I took a seat on my bucket and drank some water. A couple minutes went by and I was staring off into space, fighting a war in my brain.
But you cant keep up.
But you’re in a lot of pain.
Only 1,300 reps in. 1,700 to go. There’s no way. There’s no way you can do that. That’s more than double what you just did. The pain. It’s too much pain. It’s 2am, you have 4.5 hours left. 4.5 hours of burpees? You cant do that. There’s a fire. There’s the cabin. Quit. Go to sleep. The Medic ATV can take you down the mountain in a couple of hours. You cant do this. The cabin was taunting me, beckoning me to it’s bed, ready to claim my bib as a new decoration.
Rob walked over to me and started a normal conversation.

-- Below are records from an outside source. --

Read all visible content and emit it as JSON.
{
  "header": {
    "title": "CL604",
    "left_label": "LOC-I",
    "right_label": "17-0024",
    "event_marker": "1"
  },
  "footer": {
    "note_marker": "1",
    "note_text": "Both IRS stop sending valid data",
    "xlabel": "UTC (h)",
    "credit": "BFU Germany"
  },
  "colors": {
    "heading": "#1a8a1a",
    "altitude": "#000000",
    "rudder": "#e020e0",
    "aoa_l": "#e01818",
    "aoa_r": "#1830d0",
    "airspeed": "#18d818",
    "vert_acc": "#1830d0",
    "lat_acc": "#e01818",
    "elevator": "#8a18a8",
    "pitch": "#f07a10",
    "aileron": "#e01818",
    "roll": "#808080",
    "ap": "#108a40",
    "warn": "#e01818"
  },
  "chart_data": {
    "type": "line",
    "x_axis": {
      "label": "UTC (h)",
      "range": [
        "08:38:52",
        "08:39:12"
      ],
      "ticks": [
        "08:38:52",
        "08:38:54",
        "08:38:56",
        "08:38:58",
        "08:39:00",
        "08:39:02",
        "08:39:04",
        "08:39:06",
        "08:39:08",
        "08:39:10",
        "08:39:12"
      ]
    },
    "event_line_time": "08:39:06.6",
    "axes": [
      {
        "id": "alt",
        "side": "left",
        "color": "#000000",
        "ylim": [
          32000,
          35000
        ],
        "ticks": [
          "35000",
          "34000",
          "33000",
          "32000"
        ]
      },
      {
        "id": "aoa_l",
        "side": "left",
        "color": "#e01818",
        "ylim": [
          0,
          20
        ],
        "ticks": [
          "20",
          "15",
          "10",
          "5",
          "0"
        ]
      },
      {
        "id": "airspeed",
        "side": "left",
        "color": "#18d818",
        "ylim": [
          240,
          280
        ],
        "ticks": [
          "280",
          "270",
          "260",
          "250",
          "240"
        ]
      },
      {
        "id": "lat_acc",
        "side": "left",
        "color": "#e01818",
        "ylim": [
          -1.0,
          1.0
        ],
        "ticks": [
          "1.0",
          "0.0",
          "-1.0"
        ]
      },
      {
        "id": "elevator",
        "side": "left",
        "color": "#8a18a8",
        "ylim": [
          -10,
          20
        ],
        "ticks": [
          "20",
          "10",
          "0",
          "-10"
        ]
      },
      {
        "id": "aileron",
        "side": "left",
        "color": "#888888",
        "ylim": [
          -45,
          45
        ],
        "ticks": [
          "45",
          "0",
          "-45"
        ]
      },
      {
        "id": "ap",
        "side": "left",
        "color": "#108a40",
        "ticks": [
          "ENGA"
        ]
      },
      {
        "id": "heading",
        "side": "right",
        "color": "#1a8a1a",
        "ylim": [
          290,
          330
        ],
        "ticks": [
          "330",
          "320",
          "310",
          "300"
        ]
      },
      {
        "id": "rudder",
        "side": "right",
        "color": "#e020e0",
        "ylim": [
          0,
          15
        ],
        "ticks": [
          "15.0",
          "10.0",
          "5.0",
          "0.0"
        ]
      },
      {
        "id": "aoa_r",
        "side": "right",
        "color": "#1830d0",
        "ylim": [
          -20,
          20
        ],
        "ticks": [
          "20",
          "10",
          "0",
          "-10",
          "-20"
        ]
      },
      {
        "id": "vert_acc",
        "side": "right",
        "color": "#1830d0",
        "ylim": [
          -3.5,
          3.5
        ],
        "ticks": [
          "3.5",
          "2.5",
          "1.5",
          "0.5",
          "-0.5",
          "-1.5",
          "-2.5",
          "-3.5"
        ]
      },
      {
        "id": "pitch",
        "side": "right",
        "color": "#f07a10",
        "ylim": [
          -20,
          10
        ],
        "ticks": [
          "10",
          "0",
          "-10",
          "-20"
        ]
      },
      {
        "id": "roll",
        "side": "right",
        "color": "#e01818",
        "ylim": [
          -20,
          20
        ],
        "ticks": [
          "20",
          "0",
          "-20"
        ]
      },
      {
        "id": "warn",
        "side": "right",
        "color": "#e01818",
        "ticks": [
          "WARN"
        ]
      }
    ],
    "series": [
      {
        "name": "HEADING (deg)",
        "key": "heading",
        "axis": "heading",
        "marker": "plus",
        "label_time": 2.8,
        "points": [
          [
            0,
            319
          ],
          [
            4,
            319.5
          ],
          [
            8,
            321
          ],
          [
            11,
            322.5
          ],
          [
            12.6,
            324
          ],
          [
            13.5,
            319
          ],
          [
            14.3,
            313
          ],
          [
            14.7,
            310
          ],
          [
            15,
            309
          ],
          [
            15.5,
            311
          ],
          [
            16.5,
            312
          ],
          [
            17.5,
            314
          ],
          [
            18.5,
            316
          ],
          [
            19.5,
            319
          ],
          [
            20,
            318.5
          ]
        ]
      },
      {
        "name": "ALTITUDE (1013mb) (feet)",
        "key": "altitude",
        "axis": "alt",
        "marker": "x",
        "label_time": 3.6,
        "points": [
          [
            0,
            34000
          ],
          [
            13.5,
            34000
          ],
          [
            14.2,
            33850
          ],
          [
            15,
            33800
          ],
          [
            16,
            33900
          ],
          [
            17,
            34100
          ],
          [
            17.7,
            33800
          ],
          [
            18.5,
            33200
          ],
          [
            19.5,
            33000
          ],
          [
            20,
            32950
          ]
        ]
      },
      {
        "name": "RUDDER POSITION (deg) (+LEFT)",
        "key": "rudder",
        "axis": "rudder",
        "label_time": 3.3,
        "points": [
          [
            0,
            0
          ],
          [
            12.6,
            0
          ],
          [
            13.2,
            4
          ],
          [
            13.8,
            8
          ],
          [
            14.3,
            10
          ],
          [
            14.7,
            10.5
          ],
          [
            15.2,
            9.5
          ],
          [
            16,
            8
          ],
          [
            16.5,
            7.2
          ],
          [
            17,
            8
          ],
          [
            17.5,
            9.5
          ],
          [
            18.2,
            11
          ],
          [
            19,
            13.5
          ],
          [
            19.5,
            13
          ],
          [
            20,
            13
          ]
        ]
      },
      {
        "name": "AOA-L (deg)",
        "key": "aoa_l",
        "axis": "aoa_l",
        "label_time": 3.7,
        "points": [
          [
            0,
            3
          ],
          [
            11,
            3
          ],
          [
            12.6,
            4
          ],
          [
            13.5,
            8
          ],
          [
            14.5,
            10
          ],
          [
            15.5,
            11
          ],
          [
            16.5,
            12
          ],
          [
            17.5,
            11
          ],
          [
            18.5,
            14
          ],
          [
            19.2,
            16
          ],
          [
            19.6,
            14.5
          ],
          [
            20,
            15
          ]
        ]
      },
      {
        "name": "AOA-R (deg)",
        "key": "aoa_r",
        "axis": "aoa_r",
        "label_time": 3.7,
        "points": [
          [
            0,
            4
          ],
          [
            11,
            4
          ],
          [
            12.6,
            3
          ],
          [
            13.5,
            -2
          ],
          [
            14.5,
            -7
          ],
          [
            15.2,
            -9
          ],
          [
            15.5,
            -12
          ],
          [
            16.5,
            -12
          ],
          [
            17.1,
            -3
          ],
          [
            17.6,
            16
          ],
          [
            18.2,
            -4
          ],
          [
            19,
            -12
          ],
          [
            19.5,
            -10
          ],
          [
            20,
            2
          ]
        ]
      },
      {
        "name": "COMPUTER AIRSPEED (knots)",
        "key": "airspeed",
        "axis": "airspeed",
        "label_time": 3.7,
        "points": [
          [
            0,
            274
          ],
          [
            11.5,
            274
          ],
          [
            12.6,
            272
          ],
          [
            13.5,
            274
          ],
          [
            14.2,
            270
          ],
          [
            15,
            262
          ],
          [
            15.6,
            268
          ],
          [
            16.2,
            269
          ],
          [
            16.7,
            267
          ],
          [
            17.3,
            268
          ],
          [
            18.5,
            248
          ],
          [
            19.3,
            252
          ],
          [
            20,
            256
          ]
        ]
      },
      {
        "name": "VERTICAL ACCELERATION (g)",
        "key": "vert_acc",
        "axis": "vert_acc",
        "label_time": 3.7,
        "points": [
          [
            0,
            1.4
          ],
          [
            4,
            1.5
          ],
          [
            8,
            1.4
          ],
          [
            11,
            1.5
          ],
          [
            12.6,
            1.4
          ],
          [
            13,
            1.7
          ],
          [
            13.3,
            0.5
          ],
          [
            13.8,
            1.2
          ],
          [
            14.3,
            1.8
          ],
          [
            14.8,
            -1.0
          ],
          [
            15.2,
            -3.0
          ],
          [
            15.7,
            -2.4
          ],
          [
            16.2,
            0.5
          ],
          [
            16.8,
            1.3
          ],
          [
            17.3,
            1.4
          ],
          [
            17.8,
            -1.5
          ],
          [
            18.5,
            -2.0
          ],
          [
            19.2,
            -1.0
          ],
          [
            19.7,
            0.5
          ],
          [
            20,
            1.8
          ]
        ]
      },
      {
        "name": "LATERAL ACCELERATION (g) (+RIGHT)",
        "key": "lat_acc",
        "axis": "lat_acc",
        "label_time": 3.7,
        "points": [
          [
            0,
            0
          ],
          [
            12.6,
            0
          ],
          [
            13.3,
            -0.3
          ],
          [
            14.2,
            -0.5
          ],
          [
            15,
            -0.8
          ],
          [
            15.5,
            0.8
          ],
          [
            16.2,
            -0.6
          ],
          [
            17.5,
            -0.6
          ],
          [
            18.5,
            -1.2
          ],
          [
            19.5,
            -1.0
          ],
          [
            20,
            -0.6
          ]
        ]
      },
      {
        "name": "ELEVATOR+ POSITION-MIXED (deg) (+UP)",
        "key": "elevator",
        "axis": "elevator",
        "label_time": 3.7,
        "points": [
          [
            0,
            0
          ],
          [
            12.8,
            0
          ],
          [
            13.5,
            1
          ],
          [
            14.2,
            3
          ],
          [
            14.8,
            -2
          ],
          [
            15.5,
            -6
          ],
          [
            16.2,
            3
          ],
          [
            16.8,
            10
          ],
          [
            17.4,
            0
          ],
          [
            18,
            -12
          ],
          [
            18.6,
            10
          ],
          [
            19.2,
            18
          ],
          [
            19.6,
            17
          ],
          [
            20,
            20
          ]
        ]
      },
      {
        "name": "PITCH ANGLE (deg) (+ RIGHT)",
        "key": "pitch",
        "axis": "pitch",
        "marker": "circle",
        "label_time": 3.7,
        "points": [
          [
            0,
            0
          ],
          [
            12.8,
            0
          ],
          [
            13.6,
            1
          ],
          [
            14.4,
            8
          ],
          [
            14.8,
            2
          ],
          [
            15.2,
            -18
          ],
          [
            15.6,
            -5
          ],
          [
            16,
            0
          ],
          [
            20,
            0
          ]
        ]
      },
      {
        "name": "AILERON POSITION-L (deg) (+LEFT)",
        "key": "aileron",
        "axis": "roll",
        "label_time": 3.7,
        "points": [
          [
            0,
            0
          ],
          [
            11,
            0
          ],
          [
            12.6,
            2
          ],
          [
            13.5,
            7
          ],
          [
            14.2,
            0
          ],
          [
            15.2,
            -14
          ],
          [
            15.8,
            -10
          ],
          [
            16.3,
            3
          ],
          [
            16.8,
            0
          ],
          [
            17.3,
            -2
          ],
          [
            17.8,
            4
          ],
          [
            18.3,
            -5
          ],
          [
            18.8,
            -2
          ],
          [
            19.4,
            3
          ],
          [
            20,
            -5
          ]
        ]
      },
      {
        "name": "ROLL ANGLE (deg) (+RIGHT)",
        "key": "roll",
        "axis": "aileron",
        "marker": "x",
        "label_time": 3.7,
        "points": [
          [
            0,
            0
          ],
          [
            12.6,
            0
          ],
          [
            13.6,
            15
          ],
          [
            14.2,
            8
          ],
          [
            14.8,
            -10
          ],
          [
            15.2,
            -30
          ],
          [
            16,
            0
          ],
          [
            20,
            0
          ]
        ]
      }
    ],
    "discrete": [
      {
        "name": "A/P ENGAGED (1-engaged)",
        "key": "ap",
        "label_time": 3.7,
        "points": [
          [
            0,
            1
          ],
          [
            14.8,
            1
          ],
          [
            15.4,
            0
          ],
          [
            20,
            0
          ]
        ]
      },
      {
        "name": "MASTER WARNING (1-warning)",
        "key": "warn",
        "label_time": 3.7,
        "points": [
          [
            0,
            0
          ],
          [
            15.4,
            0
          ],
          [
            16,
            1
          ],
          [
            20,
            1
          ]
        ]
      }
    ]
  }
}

We talked about daily life, events we’ve done recently, funny anecdotes about people. A few minutes went by.
“So,” he says, “you have 2 options. 1: get back over there and keep doing burpees. 2: quit.”

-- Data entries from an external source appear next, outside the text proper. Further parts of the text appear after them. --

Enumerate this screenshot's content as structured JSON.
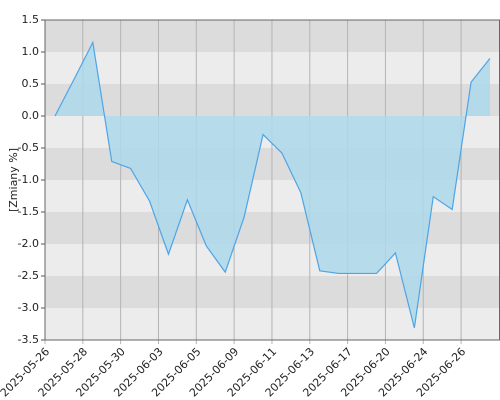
{
  "chart_data": {
    "type": "area",
    "y_label": "[Zmiany %]",
    "categories": [
      "2025-05-26",
      null,
      "2025-05-28",
      null,
      "2025-05-30",
      null,
      "2025-06-03",
      null,
      "2025-06-05",
      null,
      "2025-06-09",
      null,
      "2025-06-11",
      null,
      "2025-06-13",
      null,
      "2025-06-17",
      null,
      "2025-06-20",
      null,
      "2025-06-24",
      null,
      "2025-06-26",
      null
    ],
    "values": [
      0.0,
      0.57,
      1.15,
      -0.71,
      -0.82,
      -1.33,
      -2.16,
      -1.31,
      -2.03,
      -2.44,
      -1.58,
      -0.29,
      -0.58,
      -1.2,
      -2.42,
      -2.46,
      -2.46,
      -2.46,
      -2.14,
      -3.31,
      -1.26,
      -1.46,
      0.53,
      0.9
    ],
    "color": "#4ea4e6",
    "fill": "#add8eb",
    "ylim": [
      -3.5,
      1.5
    ],
    "yticks": [
      1.5,
      {
        "value": 1,
        "label": "1.0"
      },
      0.5,
      {
        "value": 0,
        "label": "0.0"
      },
      -0.5,
      {
        "value": -1,
        "label": "-1.0"
      },
      -1.5,
      {
        "value": -2,
        "label": "-2.0"
      },
      -2.5,
      {
        "value": -3,
        "label": "-3.0"
      },
      -3.5
    ],
    "bands": [
      "#dcdcdc",
      "#ececec"
    ],
    "grid": true
  }
}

“I think I’m going to give Neely my bib.”
I was dead set on the idea.
Just then Randy Ramcharran walks over. Rob says “Orrrr, you can talk to Randy.”
“What’s up?” Randy asks.
“I just told Rob I want to quit.”
Randy refused to accept this. He told me a few people have formed another slower group and they’ve decided theyre just gonna keep doing reps slowly until the sun comes up. I started a rebuttle, but he didn’t listen. I reluctantly walked over to the other group with him. They were doing 10 reps at a time, with a couple minutes of rest in between. OK, I can move at this pace. My knee still hurt, but I got through the reps slowly and steadily. Shawn pointed out a couple shooting stars in the sky and I started to appreciate where I was and what I was doing. There was a new moon, and the sky was completely full of stars. It was breathtaking.

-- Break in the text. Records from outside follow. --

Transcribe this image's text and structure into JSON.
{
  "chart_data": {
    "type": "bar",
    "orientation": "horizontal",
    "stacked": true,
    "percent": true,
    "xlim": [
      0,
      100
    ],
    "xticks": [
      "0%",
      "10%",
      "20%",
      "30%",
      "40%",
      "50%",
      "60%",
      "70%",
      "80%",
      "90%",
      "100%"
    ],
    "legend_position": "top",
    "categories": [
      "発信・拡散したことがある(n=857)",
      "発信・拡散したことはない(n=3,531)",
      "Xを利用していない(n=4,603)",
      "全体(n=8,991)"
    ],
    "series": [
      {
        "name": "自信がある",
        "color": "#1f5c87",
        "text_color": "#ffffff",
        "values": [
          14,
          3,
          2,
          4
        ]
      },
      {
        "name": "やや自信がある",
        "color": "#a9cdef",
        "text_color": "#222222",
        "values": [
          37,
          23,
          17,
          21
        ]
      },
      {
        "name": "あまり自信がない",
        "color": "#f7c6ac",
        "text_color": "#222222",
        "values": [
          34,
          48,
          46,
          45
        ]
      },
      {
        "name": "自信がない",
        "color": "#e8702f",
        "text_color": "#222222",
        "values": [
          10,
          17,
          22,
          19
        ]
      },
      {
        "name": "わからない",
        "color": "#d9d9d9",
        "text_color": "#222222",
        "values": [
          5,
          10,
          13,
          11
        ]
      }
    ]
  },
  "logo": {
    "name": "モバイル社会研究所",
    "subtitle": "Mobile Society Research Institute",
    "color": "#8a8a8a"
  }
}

A couple hours later, there was light visible in the sky. Abe Mikell told us all to take a moment to look at the view. The sky was absolutely beautiful. The sun rose on the top of Joe’s mountain as we began the 2nd morning of the death race. Somewhere around 6 am Ryan Robeson finished his burpees. He and John Chambers had split off into a pair of ultra fast burpee-ers early in the night. Ryan was allowed to sit by the fire and eat with the staff as we all continued our burpees. A short while later, the fast group called out loudly “97, 98, 99, 3000!” Minutes later Joe was back and telling us all to get back to our packs. I had completed 1,780 burpees.
Joe asked how many people who started in the weak group were still here, myself and a couple other raised our hands. He told us he was surprised. We learned 6 people had quit that night. Joe told us he didn’t care how many burpees we had done, he just wanted us to do burpees all night.
I was suddenly thrilled my friends hadn’t let me quit. Although, I still felt somehow less worthy not having done them all.
As I thought about how my bib could’ve been hanging up on the cabin, we started our trek back down the mountain towards the farm.